Se addirittura la Securities and Exchange Commission ha dovuto intervenire, significa che il caso è tutt’altro che insignificante: l’organismo di controllo della borsa USA ha infatti preso provvedimenti bloccando la quotazione di 35 diverse compagnie in attesa di avere informazioni precise relativamente alle attività ed allo stato di salute delle compagnie stesse. Il blocco durerà 10 giorni, in attesa che vengano effettuate le indagini necessarie.
Il problema è relativo a tutta una serie di informazioni fasulle fatte circolare via mail e relative ad informazioni commerciali e finanziarie delle aziende coinvolte. Tali informazioni erano in grado di generare precisi contraccolpi sulla quotazione in borsa ed i malintenzionati ne approfittavano per operazioni «pump-and-dump»: comprare azioni “dormienti”, gonfiarne artificiosamente la quotazione tramite la creazione di false mirabolanti aspettative, vendere prima di interrompere la somministrazione dei messaggi.
L’operazione “Spamalot” ha identificato un traffico di spam pari a 100 milioni di invii ogni settimana. Per gli autori della truffa i guadagni sarebbero stati di 732.941 dollari, generando parallelamente gravi danni per investitori, broker e per l’affidabilità dell’investimento azionario in generale. A tutto ciò va sommato il danno relativo all’ingente quantità di spam prodotta, a danno di quanti hanno dovuto ricevere, filtrare e cancellare questo tipo di messaggi.
Nel 2006 ben 600 stock sarebbero stati coinvolti nelle informative inviate dagli spammer ad ignare vittime. PC World segnala ad esempio il caso Apparel Manufacturing Associates, la cui quotazione è passata da 0.06 dollari in data 15 Dicembre a 0.19 dollari 3 giorni dopo, arrivando fino a 0.45 in data 21 Dicembre. Termina l’effetto dopante dello spam (con scambi che si sono moltiplicati giorno dopo giorno sulla promessa di un rapido raggiungimento di quota 1 dollaro di quotazione) e la valutazione in borsa crolla nuovamente a 0.10 già in data 27 Dicembre. Nel frattempo l’effetto «pump-and-dump» ha portato grandi flussi di denaro presso anonimi spammer ai quali ora la SEC ha inviato un chiaro messaggio di sfida.

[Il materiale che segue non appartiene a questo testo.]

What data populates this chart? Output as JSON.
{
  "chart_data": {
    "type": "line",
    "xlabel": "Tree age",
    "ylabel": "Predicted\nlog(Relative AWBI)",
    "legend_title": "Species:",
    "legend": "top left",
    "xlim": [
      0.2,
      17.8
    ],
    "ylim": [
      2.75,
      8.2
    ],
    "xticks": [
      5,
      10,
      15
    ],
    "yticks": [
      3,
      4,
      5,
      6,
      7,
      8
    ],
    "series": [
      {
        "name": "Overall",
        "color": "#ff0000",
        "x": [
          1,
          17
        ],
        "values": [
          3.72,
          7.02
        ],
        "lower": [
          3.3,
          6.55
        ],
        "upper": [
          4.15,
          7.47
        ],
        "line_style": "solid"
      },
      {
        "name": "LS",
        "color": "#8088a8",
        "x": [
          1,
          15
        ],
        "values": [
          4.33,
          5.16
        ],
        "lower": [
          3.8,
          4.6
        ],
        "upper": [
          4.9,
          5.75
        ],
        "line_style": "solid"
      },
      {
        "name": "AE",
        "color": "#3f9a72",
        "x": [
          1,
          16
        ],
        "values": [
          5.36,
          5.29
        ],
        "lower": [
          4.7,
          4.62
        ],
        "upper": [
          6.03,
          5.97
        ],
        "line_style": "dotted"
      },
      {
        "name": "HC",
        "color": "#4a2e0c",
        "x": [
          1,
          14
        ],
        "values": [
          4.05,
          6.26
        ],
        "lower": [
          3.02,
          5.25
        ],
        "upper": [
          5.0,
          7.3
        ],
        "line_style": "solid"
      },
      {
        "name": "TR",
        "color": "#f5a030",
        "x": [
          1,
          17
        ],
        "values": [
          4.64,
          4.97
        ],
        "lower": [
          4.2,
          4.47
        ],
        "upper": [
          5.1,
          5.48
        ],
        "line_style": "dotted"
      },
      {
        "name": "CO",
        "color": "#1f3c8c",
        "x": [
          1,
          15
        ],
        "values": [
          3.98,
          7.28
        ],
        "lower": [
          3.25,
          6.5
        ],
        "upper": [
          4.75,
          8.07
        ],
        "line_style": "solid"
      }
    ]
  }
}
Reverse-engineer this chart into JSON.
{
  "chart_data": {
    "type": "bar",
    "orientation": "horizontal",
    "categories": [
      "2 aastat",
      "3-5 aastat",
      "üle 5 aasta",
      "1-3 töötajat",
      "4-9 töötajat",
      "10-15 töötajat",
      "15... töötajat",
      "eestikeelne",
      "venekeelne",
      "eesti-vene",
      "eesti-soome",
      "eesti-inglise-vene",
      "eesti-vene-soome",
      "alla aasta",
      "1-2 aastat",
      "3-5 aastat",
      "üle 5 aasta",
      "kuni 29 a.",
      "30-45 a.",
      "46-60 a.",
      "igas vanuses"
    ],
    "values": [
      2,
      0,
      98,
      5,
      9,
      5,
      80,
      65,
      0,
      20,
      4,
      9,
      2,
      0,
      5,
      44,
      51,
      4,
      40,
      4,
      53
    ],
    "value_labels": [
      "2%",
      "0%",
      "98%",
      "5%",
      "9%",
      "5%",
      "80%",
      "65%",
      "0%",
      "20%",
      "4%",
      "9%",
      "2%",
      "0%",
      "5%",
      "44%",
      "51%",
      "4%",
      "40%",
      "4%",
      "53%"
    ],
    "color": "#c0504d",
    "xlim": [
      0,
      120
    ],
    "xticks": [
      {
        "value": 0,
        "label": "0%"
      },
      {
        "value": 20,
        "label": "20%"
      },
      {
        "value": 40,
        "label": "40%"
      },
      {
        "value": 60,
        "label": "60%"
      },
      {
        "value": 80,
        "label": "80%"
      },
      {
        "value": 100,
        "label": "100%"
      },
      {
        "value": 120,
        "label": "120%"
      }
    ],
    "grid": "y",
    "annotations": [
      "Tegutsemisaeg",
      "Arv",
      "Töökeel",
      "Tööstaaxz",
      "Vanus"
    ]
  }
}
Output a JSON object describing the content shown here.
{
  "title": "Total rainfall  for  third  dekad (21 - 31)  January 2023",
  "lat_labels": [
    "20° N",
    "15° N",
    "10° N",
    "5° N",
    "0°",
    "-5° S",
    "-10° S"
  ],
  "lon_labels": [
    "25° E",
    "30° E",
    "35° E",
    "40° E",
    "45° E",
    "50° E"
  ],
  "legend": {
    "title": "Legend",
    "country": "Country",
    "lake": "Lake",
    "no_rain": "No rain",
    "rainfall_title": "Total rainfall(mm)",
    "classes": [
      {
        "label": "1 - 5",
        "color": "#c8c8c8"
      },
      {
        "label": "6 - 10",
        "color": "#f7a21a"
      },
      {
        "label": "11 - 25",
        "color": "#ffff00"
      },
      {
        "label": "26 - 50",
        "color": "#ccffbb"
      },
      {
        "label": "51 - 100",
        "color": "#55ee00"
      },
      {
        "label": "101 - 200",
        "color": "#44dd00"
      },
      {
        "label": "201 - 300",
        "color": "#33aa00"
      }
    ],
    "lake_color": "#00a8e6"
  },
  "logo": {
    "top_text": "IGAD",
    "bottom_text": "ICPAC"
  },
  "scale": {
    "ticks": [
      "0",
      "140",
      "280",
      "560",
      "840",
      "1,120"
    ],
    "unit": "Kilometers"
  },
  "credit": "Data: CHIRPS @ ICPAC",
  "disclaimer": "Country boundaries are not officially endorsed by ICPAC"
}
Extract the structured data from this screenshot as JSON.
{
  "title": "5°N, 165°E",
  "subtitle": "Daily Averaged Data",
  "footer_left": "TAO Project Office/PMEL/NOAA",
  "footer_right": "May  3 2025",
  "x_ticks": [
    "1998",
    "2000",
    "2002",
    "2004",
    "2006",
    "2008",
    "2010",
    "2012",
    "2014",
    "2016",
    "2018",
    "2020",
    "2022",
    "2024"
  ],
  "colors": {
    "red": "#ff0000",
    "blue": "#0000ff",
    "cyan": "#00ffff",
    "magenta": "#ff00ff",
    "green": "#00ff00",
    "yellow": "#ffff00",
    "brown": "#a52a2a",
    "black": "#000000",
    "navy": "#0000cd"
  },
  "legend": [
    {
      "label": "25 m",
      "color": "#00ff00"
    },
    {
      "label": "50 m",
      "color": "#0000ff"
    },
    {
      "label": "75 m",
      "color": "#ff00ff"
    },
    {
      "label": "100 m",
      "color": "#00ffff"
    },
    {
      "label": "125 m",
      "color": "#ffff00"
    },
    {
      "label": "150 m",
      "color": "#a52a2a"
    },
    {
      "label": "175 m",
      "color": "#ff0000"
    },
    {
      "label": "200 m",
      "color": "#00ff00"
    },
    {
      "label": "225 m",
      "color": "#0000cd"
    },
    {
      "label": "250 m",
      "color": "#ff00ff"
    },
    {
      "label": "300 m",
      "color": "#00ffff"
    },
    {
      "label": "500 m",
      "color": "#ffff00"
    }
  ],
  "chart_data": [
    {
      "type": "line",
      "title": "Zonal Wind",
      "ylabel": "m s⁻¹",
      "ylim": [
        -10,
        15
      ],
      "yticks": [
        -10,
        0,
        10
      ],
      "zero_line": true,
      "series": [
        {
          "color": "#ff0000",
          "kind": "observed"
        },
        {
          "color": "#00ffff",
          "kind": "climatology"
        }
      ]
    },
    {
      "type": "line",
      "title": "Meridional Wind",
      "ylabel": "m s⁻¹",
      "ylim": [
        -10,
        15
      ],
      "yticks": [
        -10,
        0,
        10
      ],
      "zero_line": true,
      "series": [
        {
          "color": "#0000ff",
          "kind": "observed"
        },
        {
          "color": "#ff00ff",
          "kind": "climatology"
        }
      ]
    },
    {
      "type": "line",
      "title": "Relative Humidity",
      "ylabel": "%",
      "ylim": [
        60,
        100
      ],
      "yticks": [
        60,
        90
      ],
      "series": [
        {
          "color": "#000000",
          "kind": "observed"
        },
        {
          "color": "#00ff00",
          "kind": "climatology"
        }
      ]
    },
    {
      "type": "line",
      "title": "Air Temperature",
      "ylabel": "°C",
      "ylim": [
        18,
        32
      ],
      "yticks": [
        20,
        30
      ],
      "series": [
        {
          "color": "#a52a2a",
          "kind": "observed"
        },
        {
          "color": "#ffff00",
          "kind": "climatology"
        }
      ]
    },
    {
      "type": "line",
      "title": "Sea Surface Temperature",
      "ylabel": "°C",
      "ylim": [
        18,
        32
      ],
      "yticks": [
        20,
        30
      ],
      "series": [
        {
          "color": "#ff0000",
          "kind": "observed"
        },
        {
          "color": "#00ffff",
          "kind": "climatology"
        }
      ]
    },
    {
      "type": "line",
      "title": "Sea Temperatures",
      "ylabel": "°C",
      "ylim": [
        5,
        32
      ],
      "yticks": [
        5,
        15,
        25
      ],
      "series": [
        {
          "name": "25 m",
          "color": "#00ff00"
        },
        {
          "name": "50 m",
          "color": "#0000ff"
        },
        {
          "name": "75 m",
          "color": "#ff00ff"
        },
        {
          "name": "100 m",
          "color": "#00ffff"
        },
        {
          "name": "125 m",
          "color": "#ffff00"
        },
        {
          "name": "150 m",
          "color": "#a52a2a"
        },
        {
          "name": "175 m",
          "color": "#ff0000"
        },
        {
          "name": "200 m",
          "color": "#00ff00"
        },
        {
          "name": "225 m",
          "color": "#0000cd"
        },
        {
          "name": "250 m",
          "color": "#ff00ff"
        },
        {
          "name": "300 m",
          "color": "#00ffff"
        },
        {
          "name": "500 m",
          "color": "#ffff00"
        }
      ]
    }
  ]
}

Già a metà 2006 il problema si rese evidente con stock azionari in grado di vedere il proprio valore moltiplicato del 500% nel brevissimo periodo. Sophos già allora spiegò come ben il 15% dell’intero volume dello spam mondiale aveva il preciso scopo di rilasciare false informazioni finanziarie (un sistema particolarmente mirato ed efficiente per monetizzare una truffa via posta elettronica), il che sottolinea ancora una volta l’elevato grado di professionismo che gli spammer hanno raggiunto. Il problema passa ora dai pc alle sale dell’alta finanza e la SEC si vede costretta ad intervenire onde evitare ulteriori salassi.